I’ll never apologize for what happened next. I was so mortified, so anxious, that my mind descended into an abyss lower than I ever remember going—far lower. The deepest, darkest black. Soundless. Without any trace of light. Nothing bouncing, only being swallowed into nothingness.

I caught a glimpse of perfect stillness that I’ve since sought, and have never come anywhere near again. I’ve tried meditation, qigong, heated yoga, tantric sex, auto-asphyxiation, all kinds of drugs. I’ve tried getting tattoos in painful locations I hesitate to reveal. Nothing has gotten me close to the nothing.

I’m tempted to break my own rules in revealing this secret experience. As a rule, I don’t tell people about it—or even try to remember it myself. But I trust you. Maybe there’s something dark inside you too. Maybe you can relate. Maybe you long for stillness—for that fine line between the entire cosmos and the black hole engulfing it all.

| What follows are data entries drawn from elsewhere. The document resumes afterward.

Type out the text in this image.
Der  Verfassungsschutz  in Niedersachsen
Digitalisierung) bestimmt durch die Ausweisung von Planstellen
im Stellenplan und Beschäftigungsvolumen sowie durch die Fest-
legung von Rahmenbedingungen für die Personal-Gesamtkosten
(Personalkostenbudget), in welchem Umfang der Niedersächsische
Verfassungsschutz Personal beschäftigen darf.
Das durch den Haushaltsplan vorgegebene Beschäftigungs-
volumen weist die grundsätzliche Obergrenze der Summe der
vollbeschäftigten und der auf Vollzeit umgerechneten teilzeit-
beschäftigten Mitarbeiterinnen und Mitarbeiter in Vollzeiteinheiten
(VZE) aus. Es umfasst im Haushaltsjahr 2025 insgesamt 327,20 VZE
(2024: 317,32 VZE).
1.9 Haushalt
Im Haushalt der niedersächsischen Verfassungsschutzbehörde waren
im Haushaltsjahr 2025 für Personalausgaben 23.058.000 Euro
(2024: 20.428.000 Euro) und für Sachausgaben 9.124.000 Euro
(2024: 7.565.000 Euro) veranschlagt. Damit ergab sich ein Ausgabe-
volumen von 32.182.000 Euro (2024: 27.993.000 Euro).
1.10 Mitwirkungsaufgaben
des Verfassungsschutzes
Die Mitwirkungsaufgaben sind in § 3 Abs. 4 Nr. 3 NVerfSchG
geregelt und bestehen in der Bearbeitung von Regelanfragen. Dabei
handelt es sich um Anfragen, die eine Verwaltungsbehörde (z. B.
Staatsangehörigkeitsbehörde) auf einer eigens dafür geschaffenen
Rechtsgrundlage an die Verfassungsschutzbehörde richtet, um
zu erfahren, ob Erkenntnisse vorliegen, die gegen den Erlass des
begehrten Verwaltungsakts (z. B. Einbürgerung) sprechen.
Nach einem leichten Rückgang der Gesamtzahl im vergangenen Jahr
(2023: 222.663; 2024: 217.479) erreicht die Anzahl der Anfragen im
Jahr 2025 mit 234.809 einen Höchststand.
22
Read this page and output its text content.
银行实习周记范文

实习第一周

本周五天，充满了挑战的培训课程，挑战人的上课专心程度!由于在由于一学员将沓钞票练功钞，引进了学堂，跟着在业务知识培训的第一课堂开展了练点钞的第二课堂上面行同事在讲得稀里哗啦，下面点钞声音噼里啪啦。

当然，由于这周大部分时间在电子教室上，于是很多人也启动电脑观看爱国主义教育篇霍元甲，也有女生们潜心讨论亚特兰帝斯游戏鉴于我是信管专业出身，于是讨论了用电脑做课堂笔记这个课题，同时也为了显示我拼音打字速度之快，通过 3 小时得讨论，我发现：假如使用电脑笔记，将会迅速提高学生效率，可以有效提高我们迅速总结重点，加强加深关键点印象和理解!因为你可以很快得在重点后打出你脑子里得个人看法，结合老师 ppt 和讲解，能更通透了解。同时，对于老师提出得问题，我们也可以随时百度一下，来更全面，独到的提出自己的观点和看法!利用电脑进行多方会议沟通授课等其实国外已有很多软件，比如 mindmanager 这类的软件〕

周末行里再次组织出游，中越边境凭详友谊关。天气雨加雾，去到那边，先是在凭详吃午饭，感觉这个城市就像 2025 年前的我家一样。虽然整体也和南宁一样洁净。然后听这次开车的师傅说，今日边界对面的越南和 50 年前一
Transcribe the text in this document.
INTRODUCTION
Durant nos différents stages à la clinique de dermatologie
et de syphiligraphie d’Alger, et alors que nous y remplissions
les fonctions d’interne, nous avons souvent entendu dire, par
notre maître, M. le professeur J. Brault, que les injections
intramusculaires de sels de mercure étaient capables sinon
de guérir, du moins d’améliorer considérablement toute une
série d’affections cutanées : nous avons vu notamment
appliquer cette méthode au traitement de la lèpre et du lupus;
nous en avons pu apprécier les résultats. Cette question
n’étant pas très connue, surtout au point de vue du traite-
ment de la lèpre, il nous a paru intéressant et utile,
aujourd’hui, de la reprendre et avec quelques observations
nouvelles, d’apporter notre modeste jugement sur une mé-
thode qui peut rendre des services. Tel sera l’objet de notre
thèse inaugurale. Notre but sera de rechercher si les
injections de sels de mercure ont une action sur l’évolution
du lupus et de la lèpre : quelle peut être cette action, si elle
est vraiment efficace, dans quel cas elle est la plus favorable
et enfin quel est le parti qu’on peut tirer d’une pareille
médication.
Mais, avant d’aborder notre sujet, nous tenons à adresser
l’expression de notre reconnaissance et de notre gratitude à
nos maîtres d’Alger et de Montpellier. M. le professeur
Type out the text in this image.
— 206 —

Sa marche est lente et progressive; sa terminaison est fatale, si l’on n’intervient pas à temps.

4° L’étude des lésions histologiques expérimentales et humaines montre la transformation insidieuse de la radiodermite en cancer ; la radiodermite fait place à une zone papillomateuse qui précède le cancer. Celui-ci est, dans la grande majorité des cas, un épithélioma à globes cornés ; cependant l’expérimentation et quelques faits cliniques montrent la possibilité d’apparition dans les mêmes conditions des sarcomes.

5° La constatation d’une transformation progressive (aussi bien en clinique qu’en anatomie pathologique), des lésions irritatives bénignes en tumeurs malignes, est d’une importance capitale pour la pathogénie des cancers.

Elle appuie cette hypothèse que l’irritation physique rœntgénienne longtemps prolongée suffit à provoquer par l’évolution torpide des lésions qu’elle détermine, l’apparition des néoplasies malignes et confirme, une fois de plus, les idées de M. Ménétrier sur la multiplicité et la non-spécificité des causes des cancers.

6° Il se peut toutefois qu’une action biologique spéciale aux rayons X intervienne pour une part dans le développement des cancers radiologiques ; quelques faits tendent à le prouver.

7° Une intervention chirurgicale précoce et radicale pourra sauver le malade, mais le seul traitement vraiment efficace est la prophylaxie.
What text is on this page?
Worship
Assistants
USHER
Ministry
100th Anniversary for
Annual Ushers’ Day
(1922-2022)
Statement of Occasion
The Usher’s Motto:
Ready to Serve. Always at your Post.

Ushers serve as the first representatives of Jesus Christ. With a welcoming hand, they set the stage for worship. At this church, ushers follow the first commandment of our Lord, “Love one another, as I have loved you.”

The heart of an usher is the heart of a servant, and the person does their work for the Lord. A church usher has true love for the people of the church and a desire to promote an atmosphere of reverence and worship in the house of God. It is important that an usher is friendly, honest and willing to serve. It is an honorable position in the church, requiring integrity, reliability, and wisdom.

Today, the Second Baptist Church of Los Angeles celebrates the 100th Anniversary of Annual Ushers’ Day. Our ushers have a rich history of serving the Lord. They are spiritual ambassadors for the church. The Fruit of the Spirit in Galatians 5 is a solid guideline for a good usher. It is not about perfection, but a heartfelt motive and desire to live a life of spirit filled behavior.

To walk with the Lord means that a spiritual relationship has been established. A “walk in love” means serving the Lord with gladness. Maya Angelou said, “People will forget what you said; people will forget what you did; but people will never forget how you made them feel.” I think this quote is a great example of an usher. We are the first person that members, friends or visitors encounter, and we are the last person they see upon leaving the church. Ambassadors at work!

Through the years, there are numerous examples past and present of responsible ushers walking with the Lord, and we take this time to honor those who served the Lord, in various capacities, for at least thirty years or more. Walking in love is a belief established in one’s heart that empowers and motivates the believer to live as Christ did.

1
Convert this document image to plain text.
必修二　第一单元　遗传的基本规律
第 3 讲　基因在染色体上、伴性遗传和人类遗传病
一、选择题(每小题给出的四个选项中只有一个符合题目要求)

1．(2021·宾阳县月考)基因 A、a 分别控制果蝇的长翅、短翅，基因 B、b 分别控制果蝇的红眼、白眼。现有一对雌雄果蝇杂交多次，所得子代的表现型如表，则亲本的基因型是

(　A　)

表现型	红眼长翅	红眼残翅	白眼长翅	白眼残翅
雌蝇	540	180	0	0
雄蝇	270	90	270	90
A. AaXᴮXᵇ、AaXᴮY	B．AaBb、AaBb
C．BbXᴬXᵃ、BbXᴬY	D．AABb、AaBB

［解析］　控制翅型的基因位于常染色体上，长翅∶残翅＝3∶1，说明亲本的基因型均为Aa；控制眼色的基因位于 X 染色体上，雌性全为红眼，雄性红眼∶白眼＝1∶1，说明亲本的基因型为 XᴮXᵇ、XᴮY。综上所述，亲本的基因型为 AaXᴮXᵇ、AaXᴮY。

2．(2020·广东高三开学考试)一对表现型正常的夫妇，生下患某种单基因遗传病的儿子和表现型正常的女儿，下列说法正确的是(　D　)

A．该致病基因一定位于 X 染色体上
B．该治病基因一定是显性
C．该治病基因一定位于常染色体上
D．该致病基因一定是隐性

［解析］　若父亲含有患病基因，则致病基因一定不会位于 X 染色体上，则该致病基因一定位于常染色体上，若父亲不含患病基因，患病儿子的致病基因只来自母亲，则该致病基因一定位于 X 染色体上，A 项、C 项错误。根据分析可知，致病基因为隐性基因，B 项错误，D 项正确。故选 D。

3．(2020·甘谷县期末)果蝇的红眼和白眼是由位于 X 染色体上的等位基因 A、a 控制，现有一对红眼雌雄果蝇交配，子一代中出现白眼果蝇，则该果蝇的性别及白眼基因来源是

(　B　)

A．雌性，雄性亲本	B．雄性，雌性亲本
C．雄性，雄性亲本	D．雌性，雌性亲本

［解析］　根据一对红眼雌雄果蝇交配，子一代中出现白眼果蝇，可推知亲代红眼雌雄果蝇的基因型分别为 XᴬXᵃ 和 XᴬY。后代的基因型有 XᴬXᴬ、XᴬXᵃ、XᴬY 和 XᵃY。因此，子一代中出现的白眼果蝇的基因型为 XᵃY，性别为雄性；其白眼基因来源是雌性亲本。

And maybe you have a twisted sense of humor, or just the right amount of gullibility. I wouldn’t recommend taking the same path I took, and I certainly can’t go down that road again myself. But there’s a type of ultimate failure—a premature death of the ego—that shines, even as it blots out memory, time, and existence.

I’ll invite you to stop listening, to stop reading, to wander off in your mind. Detach from your concerns, from the need to show me you care about me or that you’re a good person. Be still. Embrace humility. Hold in the breath as if it’s your last. It might be, if you do it right.

This practice of death-in-life is maybe what mystics and shamans—not the shaman from January 6th, mind you—bring from parallel dimensions into ours. It’s crazy.

I had written a poetic form of the story I started telling onto a paper airplane, and as luck would have it, it landed on my boss’s desk. I don’t know who forwarded it there, but he wasn’t ready for it. It didn’t help that it was—like many of my fleet’s hulls—made from company letterhead.